70-451–MCITP–Design an XML Strategy–Design a Strategy to Query and Modify XML Data

Requirements

Design a strategy to query and modify XML data.
This objective may include but is not limited to: when to use appropriate XPath and XQuery expressions, .query vs. .value, XML indexes for performance, typed vs. untyped, .exist, .modify

My Take

I believe that this section is dealing with how we will get at the data in the XML structures. This includes understanding each of the methods you can use on the xml data type. It will also help to understand xml indexes as these can vastly improve the performance of querying your xml data.

As we will be learning about transforming XML into Relational Data in a future post, I will attempt to concentrate on the aspects we might use this in returning the data in the XML format.

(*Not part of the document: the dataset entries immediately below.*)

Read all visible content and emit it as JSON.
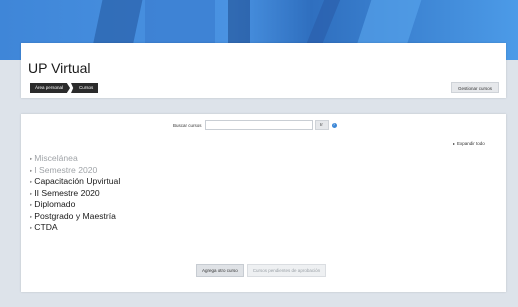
{
  "header": {
    "title": "UP Virtual",
    "breadcrumb": [
      "Área personal",
      "Cursos"
    ],
    "manage_button": "Gestionar cursos"
  },
  "search": {
    "label": "Buscar cursos",
    "value": "",
    "go_button": "Ir",
    "help_icon": "help-icon"
  },
  "expand_all": "Expandir todo",
  "courses": [
    {
      "label": "Miscelánea",
      "dimmed": true
    },
    {
      "label": "I Semestre 2020",
      "dimmed": true
    },
    {
      "label": "Capacitación Upvirtual",
      "dimmed": false
    },
    {
      "label": "II Semestre 2020",
      "dimmed": false
    },
    {
      "label": "Diplomado",
      "dimmed": false
    },
    {
      "label": "Postgrado y Maestría",
      "dimmed": false
    },
    {
      "label": "CTDA",
      "dimmed": false
    }
  ],
  "actions": {
    "add_course": "Agrega otro curso",
    "pending_courses": "Cursos pendientes de aprobación"
  },
  "colors": {
    "banner": "#3f86d8",
    "breadcrumb_bg": "#2b2b2b",
    "dimmed_text": "#a0a4a8"
  }
}
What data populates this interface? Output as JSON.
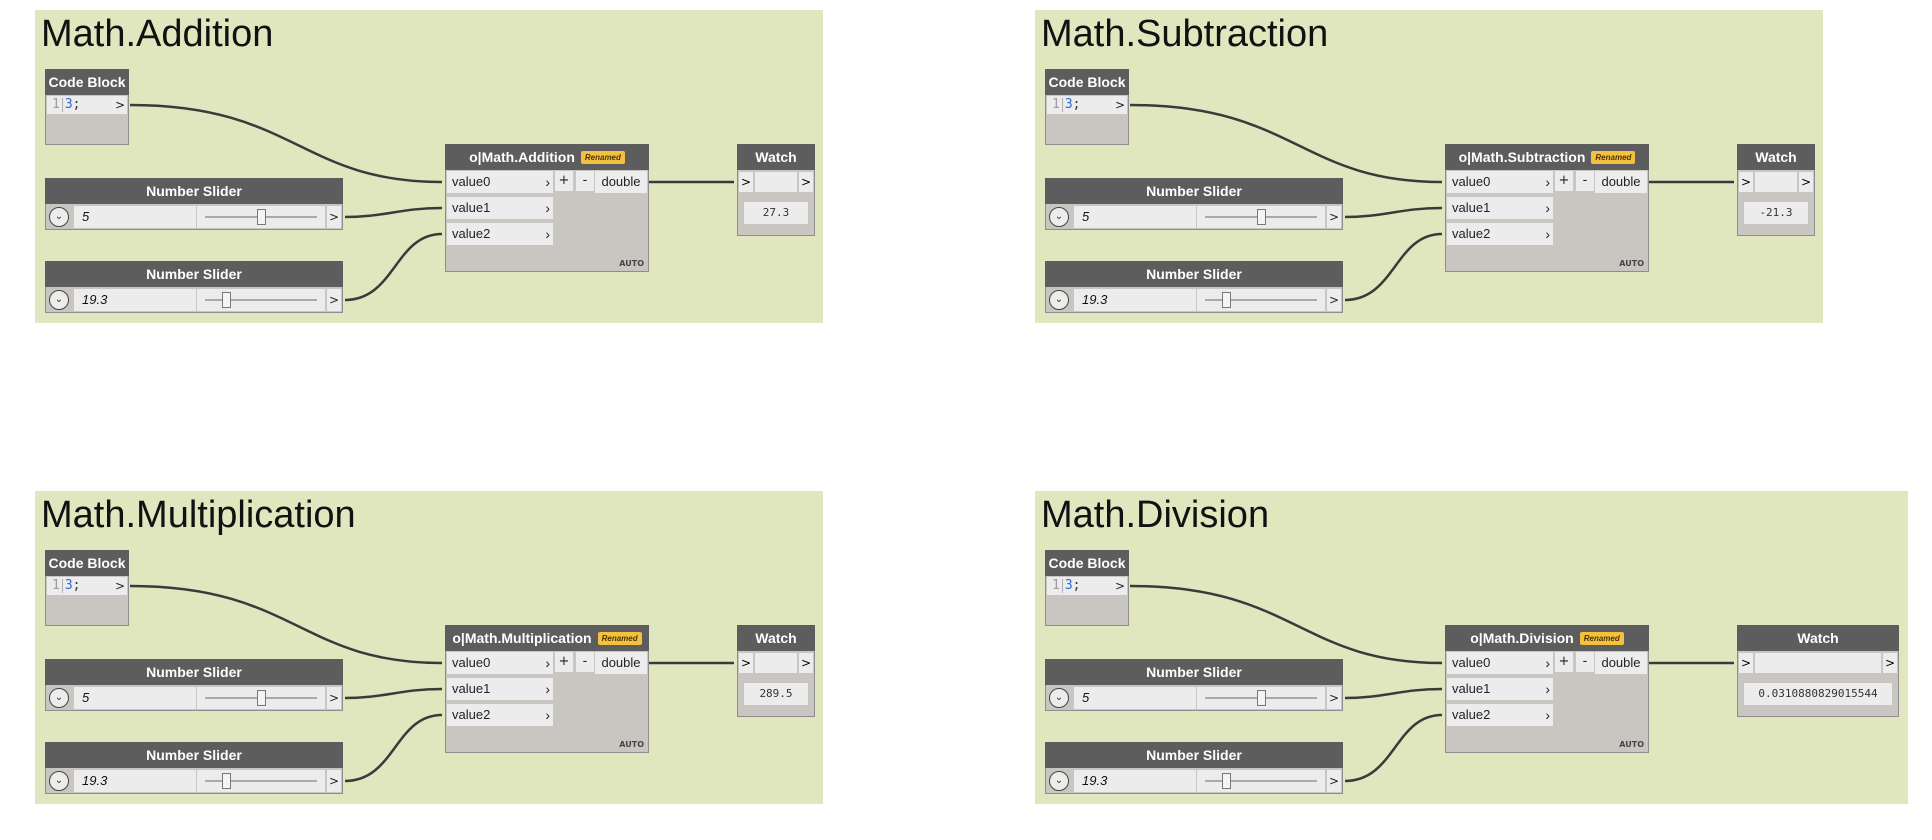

However, a lot of the ideas here are probably going to overlap. Really, once you understand navigating the XML using XPath and XQuery as well as the concepts behind FOWLR it shouldn’t be too big of a stretch to use these to return the data in a more relational structure.

For all of the sections on XML I have watched the XML MCM Video, and read Chapter 13: XML and XQuery of Inside Microsoft SQL Server 2008: T-SQL Programming (Itzik Ben Gan et al, Chapter by Dejan Sarka).  The article Introduction to XQuery in SQL Server 2005 might be a good start for some of this material if you don’t have access to the T-SQL Programming book.

When to use XPath and XQuery Expressions

XPath is an expression language which uses a path notation to navigate and investigate portions of an XML document (www.w3.org/TR/xpath). XQuery is used to query structured or semi-structured xml data and is based on the Xpath language with support for better iteration, better sorting, and the ability to construct necessary XML. XQuery expressions will be used any time that you call one of the xml data type methods. XPath is, in essence, used whenever XQuery is used. However, we also use XPath when constructing xml with the FOR XML syntax.

XQuery supports the FLWOR Statement and Iteration syntax. FLWOR is an acronym (initialism? I say “flower” even though that probably isn’t right, but it helps me remember the definition) – For, Let,Where, Order By, and Return. The syntax is essentially a for each loop that is used to define, filter and shape the data returned.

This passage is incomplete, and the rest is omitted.